MATLAB Implementation of License Plate Localization Algorithm Using Row Scanning Technique

Resource Overview

This MATLAB-based license plate localization algorithm employs row scanning methodology, delivering highly accurate positioning results with robust image preprocessing and edge detection capabilities.

Detailed Documentation

In my research, I developed a license plate localization algorithm using MATLAB that implements a row scanning technique. The algorithm achieves remarkable accuracy in plate detection through systematic image processing. The implementation begins with comprehensive image preprocessing using MATLAB's image processing toolbox, including grayscale conversion (rgb2gray function) and binarization (imbinarize with adaptive thresholding). Edge detection is performed using sophisticated operators like Canny or Sobel (edge function) to enhance plate boundaries.
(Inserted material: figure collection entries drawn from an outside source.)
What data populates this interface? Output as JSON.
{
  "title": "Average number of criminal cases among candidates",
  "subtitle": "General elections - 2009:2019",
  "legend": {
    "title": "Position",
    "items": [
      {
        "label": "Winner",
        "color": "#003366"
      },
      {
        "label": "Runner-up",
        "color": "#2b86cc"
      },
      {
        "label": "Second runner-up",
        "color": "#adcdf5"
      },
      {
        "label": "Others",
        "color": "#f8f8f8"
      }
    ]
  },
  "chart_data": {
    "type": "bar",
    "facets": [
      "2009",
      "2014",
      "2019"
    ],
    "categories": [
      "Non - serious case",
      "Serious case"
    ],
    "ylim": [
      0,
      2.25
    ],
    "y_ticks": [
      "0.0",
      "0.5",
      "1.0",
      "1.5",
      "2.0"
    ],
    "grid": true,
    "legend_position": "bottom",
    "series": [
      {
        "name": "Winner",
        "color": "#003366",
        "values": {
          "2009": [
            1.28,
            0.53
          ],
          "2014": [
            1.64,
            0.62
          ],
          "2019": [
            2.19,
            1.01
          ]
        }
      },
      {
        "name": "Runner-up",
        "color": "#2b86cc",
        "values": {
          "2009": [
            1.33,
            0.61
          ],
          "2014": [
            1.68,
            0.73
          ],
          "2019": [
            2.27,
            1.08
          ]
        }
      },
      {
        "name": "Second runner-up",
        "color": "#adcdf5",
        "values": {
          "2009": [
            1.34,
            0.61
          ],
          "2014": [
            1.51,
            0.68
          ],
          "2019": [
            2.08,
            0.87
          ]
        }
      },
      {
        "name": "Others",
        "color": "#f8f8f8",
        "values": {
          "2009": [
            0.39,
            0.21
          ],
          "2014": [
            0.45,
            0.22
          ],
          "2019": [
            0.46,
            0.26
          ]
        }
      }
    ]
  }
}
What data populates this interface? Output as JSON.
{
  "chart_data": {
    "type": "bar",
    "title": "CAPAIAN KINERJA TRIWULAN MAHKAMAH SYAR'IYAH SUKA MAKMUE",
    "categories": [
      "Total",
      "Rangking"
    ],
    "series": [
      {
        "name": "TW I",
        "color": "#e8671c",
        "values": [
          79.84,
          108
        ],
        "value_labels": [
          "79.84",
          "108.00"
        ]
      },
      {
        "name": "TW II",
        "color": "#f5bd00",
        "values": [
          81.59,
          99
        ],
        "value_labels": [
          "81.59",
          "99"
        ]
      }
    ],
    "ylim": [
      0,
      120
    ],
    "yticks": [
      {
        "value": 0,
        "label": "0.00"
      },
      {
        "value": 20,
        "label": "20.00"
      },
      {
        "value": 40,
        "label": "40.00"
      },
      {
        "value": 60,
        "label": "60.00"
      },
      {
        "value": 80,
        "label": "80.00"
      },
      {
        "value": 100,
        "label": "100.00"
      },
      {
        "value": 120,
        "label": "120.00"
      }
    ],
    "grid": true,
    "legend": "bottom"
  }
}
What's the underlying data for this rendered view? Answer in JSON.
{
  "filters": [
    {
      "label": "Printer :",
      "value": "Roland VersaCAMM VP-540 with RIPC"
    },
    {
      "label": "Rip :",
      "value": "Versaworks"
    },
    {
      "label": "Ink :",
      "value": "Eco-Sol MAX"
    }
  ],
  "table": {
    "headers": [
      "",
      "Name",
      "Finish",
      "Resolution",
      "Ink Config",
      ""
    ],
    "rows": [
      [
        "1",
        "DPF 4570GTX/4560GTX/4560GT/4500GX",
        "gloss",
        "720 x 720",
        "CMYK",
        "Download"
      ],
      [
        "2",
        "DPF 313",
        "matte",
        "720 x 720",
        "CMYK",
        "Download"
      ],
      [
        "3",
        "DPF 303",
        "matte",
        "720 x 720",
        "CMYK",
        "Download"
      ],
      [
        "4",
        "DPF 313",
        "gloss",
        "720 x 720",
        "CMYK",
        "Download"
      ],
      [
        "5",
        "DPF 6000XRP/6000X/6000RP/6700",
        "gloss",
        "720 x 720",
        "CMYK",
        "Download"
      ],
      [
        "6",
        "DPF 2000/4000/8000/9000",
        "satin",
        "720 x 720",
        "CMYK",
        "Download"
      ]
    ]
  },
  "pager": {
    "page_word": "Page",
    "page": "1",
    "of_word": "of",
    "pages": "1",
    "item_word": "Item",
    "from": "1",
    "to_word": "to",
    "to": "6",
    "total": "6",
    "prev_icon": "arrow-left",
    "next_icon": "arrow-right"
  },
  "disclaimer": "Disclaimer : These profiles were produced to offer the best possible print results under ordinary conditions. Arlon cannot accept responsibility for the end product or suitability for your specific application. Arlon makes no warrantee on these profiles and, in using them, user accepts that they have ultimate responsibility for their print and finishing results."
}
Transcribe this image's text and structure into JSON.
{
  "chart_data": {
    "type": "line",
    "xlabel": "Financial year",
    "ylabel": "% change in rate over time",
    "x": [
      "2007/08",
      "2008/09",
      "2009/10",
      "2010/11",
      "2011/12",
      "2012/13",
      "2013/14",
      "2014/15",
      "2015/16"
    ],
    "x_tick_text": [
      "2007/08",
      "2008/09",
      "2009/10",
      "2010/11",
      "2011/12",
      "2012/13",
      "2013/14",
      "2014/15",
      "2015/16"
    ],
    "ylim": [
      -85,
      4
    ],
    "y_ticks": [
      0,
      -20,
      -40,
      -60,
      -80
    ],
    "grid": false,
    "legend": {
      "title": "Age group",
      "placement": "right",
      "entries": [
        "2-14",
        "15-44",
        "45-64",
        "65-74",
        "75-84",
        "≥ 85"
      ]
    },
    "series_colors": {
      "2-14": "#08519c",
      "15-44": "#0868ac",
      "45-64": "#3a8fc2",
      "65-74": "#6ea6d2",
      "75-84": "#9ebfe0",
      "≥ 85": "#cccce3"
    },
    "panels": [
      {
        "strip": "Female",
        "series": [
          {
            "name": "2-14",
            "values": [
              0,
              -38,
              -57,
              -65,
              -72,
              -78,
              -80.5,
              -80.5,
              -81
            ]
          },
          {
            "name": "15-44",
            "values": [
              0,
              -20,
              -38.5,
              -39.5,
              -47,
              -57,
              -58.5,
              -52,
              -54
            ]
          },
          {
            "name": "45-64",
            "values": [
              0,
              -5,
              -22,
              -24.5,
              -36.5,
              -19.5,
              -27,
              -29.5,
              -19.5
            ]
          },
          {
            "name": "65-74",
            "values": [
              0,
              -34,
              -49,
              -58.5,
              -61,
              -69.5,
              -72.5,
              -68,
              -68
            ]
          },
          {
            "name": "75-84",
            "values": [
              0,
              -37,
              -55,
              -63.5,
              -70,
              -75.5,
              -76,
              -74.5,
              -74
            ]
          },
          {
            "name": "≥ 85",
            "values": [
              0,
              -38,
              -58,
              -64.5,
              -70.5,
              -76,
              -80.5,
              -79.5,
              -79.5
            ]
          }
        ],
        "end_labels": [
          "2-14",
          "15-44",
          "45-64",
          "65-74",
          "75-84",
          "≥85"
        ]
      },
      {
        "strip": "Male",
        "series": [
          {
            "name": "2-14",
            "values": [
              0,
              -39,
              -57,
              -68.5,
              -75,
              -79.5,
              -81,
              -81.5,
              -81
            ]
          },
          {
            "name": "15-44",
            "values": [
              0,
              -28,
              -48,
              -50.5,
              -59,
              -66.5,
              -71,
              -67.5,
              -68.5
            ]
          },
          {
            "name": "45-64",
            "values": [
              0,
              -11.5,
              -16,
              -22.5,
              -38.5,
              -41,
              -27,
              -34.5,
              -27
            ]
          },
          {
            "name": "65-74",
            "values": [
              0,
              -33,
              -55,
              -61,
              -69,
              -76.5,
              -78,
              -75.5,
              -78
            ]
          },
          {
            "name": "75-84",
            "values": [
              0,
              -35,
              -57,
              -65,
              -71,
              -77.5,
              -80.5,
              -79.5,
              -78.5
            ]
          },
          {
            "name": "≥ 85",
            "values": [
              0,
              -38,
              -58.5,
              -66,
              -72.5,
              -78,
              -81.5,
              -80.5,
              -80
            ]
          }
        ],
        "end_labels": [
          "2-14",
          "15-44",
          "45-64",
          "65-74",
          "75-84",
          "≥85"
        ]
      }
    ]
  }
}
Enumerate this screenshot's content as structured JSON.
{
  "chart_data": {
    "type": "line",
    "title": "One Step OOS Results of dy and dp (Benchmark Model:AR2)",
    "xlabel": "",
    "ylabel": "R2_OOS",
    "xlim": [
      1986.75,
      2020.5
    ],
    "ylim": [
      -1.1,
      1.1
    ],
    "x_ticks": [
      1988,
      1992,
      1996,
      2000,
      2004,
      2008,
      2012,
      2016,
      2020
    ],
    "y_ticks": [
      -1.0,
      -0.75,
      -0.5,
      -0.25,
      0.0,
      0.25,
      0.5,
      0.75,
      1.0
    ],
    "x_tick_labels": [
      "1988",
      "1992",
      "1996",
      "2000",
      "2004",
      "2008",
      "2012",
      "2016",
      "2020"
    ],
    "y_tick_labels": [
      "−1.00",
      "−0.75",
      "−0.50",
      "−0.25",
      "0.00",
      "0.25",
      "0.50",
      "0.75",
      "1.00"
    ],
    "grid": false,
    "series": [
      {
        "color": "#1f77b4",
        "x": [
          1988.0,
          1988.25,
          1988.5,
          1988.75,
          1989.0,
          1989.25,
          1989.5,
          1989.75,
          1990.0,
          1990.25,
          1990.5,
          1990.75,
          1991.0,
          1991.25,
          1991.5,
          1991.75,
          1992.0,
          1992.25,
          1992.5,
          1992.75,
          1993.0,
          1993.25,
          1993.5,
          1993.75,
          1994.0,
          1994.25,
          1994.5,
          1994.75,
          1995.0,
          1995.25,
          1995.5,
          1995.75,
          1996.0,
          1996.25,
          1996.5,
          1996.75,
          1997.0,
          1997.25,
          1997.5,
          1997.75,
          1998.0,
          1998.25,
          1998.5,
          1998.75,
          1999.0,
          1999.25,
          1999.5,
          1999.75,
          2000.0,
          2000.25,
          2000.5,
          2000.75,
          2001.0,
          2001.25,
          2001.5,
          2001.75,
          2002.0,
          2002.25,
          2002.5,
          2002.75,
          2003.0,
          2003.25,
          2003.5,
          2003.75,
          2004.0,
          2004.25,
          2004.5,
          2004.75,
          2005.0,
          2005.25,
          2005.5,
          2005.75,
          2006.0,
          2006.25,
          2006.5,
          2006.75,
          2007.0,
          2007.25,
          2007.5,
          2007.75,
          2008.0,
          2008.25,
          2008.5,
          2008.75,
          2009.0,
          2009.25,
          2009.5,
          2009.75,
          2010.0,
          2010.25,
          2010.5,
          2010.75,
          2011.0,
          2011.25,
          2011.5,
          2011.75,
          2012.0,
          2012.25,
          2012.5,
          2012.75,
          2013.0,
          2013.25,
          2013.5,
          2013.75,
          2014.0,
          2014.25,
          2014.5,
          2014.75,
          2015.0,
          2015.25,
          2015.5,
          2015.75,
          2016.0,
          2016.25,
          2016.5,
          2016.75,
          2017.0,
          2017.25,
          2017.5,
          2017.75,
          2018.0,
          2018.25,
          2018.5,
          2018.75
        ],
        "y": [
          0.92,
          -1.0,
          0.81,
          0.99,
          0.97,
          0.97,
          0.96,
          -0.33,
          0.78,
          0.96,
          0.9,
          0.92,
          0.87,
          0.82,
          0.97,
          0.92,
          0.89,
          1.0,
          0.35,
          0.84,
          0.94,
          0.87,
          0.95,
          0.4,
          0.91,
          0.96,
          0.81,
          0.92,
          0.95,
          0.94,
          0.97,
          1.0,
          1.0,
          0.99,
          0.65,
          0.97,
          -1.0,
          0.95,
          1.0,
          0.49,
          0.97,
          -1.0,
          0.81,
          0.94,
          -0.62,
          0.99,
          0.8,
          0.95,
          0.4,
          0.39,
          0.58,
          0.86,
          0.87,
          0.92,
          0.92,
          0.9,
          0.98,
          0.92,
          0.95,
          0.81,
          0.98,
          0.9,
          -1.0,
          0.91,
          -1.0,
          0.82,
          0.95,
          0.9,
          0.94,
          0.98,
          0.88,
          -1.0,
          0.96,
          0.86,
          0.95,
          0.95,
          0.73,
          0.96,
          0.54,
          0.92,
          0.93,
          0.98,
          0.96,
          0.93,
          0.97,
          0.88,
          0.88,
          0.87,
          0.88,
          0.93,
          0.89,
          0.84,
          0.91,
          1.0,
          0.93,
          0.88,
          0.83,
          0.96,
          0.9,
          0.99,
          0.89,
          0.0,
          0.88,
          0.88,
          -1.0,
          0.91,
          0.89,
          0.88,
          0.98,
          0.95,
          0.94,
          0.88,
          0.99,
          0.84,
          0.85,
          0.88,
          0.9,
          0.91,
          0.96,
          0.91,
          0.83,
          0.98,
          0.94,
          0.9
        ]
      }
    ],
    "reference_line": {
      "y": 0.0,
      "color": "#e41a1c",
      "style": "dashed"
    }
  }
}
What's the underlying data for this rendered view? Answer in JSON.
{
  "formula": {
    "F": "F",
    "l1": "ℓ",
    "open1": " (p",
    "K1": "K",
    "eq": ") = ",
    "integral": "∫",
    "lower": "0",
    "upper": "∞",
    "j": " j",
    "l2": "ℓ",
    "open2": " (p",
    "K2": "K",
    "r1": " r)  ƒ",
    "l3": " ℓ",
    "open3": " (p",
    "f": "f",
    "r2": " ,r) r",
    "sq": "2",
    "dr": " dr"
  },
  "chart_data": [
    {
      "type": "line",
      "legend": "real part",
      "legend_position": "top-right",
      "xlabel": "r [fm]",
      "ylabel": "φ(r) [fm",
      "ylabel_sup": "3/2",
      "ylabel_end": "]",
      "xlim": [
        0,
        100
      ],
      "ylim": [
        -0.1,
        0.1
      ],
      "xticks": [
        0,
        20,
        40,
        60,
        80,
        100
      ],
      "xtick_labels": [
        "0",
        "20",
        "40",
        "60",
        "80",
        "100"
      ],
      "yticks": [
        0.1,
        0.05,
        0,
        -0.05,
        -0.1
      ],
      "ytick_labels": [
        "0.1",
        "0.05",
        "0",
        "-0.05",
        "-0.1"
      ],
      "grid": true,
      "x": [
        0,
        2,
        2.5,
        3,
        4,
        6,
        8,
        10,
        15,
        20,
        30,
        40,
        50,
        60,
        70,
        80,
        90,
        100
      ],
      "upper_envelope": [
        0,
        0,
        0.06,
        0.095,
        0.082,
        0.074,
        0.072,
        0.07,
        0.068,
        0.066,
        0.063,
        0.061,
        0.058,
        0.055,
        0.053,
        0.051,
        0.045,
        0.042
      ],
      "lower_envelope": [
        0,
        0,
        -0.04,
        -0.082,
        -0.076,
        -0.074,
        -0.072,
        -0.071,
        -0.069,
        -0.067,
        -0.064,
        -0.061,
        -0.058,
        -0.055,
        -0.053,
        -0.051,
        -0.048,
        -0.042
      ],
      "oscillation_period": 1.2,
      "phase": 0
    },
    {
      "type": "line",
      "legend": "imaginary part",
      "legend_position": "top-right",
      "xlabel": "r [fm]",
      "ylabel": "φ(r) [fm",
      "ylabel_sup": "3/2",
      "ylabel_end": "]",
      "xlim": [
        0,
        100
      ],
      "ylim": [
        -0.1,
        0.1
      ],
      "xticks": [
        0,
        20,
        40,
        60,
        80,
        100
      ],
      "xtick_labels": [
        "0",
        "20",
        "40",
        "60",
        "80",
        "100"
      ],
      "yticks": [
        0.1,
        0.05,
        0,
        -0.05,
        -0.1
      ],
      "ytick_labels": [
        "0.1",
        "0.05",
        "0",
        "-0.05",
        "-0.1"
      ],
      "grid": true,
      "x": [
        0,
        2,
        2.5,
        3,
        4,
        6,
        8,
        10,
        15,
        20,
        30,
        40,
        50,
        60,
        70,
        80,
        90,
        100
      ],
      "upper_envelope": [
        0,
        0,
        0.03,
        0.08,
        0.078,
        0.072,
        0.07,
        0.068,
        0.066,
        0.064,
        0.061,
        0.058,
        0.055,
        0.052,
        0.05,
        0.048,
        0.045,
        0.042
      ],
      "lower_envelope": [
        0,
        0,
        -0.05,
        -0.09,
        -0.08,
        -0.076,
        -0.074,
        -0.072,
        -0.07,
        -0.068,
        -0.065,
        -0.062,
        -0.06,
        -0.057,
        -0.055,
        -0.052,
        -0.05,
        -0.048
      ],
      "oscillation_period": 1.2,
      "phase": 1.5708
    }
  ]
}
The core algorithm utilizes horizontal row scanning methodology, where the system analyzes pixel intensity variations across image rows to identify potential plate regions. This approach effectively minimizes localization errors by filtering out non-plate objects based on aspect ratio and texture characteristics. The row scanning implementation involves creating projection profiles and analyzing peak distributions to detect candidate regions. Further optimizations include morphological operations (imopen, imclose) to refine detected regions and heuristic validation using plate dimension constraints. The algorithm incorporates efficient searching mechanisms to reduce computational complexity while maintaining high precision. Research results demonstrate that this row scanning-based localization algorithm shows significant potential for practical applications, achieving robust performance under varying lighting conditions and vehicle orientations. The MATLAB implementation provides a modular structure allowing easy integration with subsequent character recognition stages.